4) Impressions are important. You don’t need to show up in a suit, but when you know you are meeting people that you’d like to impress, choose your clothes carefully. Make sure the impression that you’re sending is the one you would like to convey to potential employers. Likewise, make sure that your Facebook page is either entirely private or limited to only the things you would like potential employers to see. They actually do look you up!

5) Make your connections personal. Online applications are a lot like online dating. Just sending the generic, “Hi, I’d like to add you to my LinkedIn network,” does not give someone a lot of reasons to connect with you.
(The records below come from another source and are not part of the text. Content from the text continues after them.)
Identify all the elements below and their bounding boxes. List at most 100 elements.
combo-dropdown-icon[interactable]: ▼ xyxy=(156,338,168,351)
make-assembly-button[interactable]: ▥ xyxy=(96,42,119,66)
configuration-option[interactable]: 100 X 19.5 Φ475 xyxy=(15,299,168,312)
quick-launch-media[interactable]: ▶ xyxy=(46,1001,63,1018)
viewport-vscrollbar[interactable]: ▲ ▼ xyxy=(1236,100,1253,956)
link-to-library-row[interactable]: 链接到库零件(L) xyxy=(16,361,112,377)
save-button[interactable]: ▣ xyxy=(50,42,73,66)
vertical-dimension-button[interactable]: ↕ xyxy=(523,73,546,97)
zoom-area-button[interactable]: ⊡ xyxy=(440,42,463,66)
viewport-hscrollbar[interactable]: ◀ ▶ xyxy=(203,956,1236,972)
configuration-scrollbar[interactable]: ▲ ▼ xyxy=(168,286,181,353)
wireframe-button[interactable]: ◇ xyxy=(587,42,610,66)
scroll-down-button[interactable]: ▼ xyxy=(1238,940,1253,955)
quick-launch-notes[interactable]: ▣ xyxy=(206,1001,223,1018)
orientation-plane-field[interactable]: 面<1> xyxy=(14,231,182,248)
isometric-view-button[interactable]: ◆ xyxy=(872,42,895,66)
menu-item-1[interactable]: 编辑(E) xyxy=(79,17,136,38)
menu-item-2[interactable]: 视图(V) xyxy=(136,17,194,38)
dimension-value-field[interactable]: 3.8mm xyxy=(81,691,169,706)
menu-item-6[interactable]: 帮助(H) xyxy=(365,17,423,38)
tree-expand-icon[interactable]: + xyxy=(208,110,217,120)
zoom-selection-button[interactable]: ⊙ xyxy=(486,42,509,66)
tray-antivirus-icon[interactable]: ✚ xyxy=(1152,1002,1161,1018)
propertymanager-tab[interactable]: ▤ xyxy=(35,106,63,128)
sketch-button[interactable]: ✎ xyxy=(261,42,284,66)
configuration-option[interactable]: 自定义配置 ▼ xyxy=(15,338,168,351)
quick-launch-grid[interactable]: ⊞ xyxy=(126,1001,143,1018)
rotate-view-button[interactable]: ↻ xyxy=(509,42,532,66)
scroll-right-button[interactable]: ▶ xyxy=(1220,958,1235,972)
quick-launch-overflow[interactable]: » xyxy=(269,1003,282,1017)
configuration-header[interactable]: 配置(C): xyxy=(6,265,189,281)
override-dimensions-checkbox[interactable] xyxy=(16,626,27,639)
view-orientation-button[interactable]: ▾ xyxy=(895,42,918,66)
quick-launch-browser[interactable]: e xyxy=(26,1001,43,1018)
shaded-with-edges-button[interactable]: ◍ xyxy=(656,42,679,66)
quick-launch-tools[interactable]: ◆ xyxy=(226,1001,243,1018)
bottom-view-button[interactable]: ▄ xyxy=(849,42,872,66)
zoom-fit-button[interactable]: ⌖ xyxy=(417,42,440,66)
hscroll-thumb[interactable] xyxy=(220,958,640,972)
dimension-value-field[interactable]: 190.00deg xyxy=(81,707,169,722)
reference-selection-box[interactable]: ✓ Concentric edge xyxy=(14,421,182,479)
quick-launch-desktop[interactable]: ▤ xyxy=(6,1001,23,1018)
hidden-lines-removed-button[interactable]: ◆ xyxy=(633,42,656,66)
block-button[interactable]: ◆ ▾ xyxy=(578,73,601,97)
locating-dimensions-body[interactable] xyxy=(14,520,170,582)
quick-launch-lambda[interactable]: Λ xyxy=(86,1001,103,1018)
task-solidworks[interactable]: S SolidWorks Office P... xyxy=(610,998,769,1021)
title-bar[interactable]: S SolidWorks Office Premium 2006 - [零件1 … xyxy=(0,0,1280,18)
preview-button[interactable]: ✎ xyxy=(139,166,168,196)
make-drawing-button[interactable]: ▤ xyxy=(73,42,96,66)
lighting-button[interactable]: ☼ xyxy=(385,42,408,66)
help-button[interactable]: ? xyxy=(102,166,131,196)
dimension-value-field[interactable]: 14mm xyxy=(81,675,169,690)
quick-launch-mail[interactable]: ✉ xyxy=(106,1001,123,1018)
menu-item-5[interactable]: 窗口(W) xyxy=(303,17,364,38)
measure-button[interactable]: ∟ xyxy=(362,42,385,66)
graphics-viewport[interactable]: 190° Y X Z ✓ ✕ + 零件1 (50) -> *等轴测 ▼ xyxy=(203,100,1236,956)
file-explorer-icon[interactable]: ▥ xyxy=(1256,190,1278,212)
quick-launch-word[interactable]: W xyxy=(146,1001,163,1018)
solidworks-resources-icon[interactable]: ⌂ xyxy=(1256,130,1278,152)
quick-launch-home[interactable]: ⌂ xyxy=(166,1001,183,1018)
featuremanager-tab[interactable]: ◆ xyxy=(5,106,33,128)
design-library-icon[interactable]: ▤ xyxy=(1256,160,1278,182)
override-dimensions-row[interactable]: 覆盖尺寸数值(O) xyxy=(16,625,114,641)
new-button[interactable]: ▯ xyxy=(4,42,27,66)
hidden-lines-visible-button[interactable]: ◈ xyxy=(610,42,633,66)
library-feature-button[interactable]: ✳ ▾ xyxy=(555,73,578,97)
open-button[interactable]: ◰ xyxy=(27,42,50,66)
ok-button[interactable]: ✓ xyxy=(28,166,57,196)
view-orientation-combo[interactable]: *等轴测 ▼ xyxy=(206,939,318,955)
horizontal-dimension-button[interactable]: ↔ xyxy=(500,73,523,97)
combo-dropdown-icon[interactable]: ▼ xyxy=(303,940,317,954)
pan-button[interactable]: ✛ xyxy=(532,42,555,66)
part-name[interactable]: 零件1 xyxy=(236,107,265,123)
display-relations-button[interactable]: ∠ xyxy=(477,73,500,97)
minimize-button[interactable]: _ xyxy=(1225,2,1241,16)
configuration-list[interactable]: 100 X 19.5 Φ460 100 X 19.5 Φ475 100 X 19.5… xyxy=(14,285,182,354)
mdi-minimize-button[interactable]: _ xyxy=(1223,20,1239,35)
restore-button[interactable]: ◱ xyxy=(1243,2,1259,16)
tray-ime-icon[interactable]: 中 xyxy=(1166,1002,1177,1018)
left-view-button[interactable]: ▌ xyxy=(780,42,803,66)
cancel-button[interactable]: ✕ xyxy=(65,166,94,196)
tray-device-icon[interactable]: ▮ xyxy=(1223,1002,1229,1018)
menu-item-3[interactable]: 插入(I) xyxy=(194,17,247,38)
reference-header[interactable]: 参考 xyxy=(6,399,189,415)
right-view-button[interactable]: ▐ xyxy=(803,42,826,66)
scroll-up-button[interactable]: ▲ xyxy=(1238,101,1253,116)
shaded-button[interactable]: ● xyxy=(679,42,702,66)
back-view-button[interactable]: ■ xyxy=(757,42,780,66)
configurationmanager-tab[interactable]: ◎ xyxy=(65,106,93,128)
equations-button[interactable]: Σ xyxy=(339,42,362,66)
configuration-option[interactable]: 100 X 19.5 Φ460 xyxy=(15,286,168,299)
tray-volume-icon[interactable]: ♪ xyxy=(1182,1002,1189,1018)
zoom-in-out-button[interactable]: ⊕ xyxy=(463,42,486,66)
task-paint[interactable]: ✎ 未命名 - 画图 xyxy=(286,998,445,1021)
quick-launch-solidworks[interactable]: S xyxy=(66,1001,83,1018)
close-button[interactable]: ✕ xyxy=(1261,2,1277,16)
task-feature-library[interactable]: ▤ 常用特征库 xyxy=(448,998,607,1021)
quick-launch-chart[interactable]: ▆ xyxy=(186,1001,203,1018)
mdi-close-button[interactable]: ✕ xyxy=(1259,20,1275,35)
Most “higher-ups” are happy to add you provided a) they have actually met you or b) you have a valid reason to connect with them. Include that in your request and you’ll have a better chance.

6) Network, but genuinely. Many scientists are not comfortable with the idea of networking because they don’t make small talk well. The advice that I heard was to develop relationships with people you genuinely like. And keep in mind that people generally want to help because everyone who has a career today was in your shoes at some point. Most of them remember this and will do their best to help students with potential.

7) Recognize your “soft” skills.  As a graduate student, you have acquired a number of “soft” skills along with your technical skills, such as critical thinking and adaptability. Make a list of these soft skills. Realize that they are just as important as your technical skills and that they have value. A good potential employer will recognize these skills; so should you.

8) Don’t rule out a job because it isn't perfect. If you have a Ph.D. you can pretty much learn to do anything. This doesn’t mean apply for a senior statistician position if your Ph.D. is in biology, but maybe apply to an electrophysiology lab even if you haven’t done it before. Think about how your “hard” and “soft” skills (see #7!) can be applied in different fields. Thinking outside of your comfort zone will open up a flood of more opportunities.

9) Be optimistic. Everything will be OK. Yes, we are in a recession. Yes, the job market is pretty terrible right now. But there are jobs out there; you just have to work a little harder to find the right opportunity or you may need to create it. Just remember that you have all the necessary skills to do just that. There is a job for you.